Por último, y no menos importante, hemos de atender a la financiación de la que dependen los centros concertados. En este aspecto tampoco se ha avanzado nada, existiendo una financiación claramente deficitaria que no cubre el coste real del puesto escolar, en contra de lo que determina la ley. Esto obliga a los centros y familias a sustentar una “suerte de copago”, consentido y favorecido por las administraciones, que permita la subsistencia y el mantenimiento de los centros. Y ¿a dónde nos lleva esto? Pues a la cuestión de base: sin la financiación necesaria no puede darse una libertad real de elección por parte de las familias.

Además, es una realidad innegable que los centros concertados cuentan con muchos menos recursos, tanto económicos como humanos, para aplicar la misma Ley de Educación. Sus profesionales, a pesar de que desde 1985 la ley establece la equiparación salarial con sus homólogos de la función pública, siguen teniendo un salario significativamente inferior, a pesar de trabajar más horas lectivas semanales.

En estos cuatro años, ni el Ministerio de Educación ni las Comunidades Autónomas han dado paso alguno para resolver la difícil situación económica de los centros concertados. No podemos negar que las condiciones económicas globales no han sido las más adecuadas para poder afrontar esta deuda contraída, pero tampoco podemos callar que se podían haber puesto los cimientos para la resolución de este asunto fijando, por ejemplo, el coste real del puesto escolar. Eso nos habría permitido adelantar un trabajo para poder aplicar medidas en este momento, cuando muchos hablan de crecimiento y de salida de la crisis.

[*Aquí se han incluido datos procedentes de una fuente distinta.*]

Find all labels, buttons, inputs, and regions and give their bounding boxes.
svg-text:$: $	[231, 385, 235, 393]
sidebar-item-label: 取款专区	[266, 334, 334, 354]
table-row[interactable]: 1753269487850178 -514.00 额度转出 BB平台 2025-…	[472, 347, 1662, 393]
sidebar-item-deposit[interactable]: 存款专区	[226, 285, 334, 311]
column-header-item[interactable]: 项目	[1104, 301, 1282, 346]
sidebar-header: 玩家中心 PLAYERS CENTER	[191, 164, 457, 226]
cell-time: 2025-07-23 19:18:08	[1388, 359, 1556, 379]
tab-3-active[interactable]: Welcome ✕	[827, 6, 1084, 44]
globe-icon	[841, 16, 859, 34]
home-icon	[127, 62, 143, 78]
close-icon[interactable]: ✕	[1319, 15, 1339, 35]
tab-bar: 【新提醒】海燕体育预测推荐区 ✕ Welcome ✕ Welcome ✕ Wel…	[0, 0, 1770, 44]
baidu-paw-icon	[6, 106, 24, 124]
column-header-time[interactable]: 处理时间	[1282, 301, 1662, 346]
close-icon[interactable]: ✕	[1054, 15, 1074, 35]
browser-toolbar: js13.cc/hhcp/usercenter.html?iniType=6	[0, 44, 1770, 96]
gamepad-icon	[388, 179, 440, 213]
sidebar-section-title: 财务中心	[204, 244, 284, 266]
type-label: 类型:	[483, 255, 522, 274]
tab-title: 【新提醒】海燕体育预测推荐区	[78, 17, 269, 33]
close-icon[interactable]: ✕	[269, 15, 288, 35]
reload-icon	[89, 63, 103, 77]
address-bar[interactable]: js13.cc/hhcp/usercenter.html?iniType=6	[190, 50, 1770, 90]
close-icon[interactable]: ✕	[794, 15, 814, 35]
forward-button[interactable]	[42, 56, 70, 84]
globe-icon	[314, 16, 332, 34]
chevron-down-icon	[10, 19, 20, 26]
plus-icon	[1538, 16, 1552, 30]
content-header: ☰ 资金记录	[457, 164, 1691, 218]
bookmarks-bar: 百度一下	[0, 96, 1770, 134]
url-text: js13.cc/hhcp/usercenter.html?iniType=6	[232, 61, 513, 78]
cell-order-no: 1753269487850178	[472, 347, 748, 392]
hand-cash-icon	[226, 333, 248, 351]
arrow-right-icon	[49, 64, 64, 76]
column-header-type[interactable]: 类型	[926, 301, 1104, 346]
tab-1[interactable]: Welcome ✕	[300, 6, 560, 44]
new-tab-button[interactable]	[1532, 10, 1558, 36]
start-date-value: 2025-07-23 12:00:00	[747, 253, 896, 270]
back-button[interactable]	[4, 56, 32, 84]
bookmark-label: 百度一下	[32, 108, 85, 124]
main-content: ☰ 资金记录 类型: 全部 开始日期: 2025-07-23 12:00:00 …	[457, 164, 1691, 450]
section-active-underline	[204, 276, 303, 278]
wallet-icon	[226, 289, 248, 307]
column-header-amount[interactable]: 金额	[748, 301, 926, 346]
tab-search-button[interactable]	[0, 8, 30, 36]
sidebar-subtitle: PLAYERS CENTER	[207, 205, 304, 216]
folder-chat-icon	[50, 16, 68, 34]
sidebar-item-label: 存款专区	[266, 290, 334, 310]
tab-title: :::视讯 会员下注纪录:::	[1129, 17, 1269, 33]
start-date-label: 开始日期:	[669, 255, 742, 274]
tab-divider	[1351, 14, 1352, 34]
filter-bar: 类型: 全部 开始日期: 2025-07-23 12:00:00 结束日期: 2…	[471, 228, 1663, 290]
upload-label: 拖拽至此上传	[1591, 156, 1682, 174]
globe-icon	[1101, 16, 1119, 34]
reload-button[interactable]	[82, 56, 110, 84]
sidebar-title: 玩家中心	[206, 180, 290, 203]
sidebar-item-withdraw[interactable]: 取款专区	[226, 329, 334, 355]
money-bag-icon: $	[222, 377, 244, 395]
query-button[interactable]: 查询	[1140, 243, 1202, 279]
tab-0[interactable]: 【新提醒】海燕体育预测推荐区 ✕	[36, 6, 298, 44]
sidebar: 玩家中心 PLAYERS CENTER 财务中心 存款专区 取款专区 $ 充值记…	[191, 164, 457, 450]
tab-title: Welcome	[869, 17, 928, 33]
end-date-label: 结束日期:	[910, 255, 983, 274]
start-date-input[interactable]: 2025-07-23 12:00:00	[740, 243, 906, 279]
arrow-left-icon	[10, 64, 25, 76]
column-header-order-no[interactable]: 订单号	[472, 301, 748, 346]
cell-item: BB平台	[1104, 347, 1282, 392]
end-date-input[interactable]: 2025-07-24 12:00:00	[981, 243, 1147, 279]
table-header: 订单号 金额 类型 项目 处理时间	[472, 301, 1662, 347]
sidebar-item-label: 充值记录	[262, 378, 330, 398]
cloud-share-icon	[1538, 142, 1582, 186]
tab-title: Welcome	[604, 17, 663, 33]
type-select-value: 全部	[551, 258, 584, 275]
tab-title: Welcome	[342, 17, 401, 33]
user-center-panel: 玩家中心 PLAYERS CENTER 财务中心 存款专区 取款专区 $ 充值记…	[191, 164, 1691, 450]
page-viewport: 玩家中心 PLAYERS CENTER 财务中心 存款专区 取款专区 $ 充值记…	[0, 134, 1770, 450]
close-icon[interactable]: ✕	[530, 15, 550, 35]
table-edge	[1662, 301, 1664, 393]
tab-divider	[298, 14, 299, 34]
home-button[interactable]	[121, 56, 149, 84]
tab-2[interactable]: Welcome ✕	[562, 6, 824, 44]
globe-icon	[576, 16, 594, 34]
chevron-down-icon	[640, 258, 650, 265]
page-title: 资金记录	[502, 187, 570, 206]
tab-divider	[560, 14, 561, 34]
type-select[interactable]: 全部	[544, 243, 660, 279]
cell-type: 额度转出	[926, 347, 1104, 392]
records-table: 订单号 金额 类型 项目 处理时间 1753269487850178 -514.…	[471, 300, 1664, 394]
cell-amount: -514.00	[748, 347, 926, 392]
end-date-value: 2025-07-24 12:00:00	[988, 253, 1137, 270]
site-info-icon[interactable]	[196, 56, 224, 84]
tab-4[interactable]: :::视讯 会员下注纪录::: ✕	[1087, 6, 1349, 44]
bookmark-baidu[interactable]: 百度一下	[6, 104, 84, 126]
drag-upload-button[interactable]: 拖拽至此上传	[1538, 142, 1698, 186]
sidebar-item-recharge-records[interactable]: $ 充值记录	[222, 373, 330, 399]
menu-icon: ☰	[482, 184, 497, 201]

Teniendo en cuenta que ni la LOMCE, ni el Ministerio de Educación, ni las administraciones públicas han dado pasos firmes y estables a favor de la libertad de enseñanza; que varios partidos políticos llevan en su programa electoral la eliminación de los conciertos o su progresiva reducción, conforme la enseñanza pública pueda hacerse cargo de toda la escolarización; y que las previsiones de resultados electorales de mayo y de las próximas generales auguran un cambio, la situación invita a pensar que el sector tendrá que despertar y volver a defender la libertad de enseñanza como ya hiciera hace varias décadas.